Il y a un côté très "MontyPythonien", dans cette construction fort surprenante. On s'attendrait presque à voir apparaître, en tournant une page, John Cleese, accoudé à son bureau, et déclarant, face à nous son fameux : "and now, for something completely different !", comme aux plus belles heures du "Flying Circus".

En quatrième de couverture, on évoque un roman gigogne, comme ces poupées russes, qu'on dévisse pour en sortir une autre plus petite, et encore une autre, etc. Il y a de cela. Dans chaque histoire, se cache une autre, sans aucun rapport, enfin, c'est ce que l'on pense de prime abord, et une autre, etc. Au point qu'on se demande sérieusement jusqu'où on va aller. Et si on connaîtra enfin le sort des uns et des autres !
Les univers si différents dans lesquels cette situation ubuesque nous entraîne, les personnages hauts en couleurs qu'on y croise et qui valent le coup d'oeil, tout cela permet au lecteur d'avancer dans ce qui devient peu à peu le plus étrange labyrinthe qu'on puisse construire. Ne pensez pas que ce soit difficile à suivre, c'est tout le contraire, puisque rien ne s'enchaîne vraiment.
D'une boîte de nuit belge pour le moins interlope jusqu'à un écrivain en manque d'inspiration torturé par des taupes, en passant par un spécialiste de la photographie à la recherche de l'art ultime ou une graine de tueur en série, je ne donne que quelques exemples de cette kyrielle d'histoires plus loufoques les unes que les autres pour lesquelles on se passionne.
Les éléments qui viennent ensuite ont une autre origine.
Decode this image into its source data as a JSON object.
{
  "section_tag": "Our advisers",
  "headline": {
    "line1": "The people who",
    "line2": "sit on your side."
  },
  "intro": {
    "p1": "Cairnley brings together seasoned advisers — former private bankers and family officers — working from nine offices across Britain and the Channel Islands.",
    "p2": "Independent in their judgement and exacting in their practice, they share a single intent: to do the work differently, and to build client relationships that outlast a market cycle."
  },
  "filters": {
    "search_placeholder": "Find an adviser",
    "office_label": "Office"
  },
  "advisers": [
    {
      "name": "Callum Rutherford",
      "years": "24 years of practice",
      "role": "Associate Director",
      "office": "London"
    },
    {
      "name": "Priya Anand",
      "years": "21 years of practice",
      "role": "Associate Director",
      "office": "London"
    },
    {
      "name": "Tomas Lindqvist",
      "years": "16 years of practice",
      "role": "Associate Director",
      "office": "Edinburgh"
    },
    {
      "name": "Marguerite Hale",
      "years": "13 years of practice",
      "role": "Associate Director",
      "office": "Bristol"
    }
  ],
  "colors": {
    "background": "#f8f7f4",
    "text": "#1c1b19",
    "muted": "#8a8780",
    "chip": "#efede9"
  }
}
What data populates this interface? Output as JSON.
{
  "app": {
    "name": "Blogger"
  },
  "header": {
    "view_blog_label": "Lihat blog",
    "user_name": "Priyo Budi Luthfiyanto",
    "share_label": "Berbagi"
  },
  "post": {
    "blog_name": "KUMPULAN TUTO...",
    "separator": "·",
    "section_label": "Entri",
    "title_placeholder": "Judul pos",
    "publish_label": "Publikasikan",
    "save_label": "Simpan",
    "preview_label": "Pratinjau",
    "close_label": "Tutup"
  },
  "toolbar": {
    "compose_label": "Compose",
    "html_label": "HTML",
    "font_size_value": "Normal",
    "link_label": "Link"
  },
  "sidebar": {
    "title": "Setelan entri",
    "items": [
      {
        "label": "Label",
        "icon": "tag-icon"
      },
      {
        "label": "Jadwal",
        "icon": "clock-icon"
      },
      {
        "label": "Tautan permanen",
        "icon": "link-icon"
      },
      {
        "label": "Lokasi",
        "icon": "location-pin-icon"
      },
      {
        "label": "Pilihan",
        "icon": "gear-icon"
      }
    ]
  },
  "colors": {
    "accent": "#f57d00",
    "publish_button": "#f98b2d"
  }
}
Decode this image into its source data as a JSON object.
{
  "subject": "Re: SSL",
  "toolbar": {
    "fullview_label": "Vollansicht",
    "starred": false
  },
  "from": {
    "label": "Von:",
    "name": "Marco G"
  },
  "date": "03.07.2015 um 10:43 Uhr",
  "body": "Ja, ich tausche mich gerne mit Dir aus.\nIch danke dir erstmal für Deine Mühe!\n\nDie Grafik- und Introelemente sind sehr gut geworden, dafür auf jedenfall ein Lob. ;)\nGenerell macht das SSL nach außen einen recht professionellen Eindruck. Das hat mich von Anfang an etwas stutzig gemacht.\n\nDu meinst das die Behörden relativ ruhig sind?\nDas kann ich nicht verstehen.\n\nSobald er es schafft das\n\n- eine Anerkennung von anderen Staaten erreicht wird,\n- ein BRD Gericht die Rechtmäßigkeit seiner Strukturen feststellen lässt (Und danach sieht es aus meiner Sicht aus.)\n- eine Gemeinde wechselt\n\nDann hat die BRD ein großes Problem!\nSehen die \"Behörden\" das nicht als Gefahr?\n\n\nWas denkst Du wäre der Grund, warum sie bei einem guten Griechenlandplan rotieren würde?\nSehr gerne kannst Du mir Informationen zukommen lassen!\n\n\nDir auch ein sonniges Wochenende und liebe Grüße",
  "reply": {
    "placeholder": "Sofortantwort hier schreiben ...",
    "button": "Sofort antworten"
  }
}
A chaque fois qu'il interrompt brutalement un de ses récits pour passer à un autre, on se retrouve dans une atmosphère complètement différente, un contexte différent, une situation différente, des problématiques différentes. Avec, toutefois, un point commun, qui nous ramène au titre de ce billet : chacun de ses personnages est au bord de basculer dans une folie capable de lui faire commettre le pire.
Certains franchiront le pas, d'autres non, mais chacun de ces destins particuliers danse sur le fil du rasoir. Le bien, le mal, parfois étrangement entrelacés, comme lorsqu'il est question de stratégies militaires (eh oui, de deux camps qui s'affrontent, quel est celui du bien et quel est celui du mal ?), dansent une furieuse sarabande, et le lecteur s'amuse comme un fou.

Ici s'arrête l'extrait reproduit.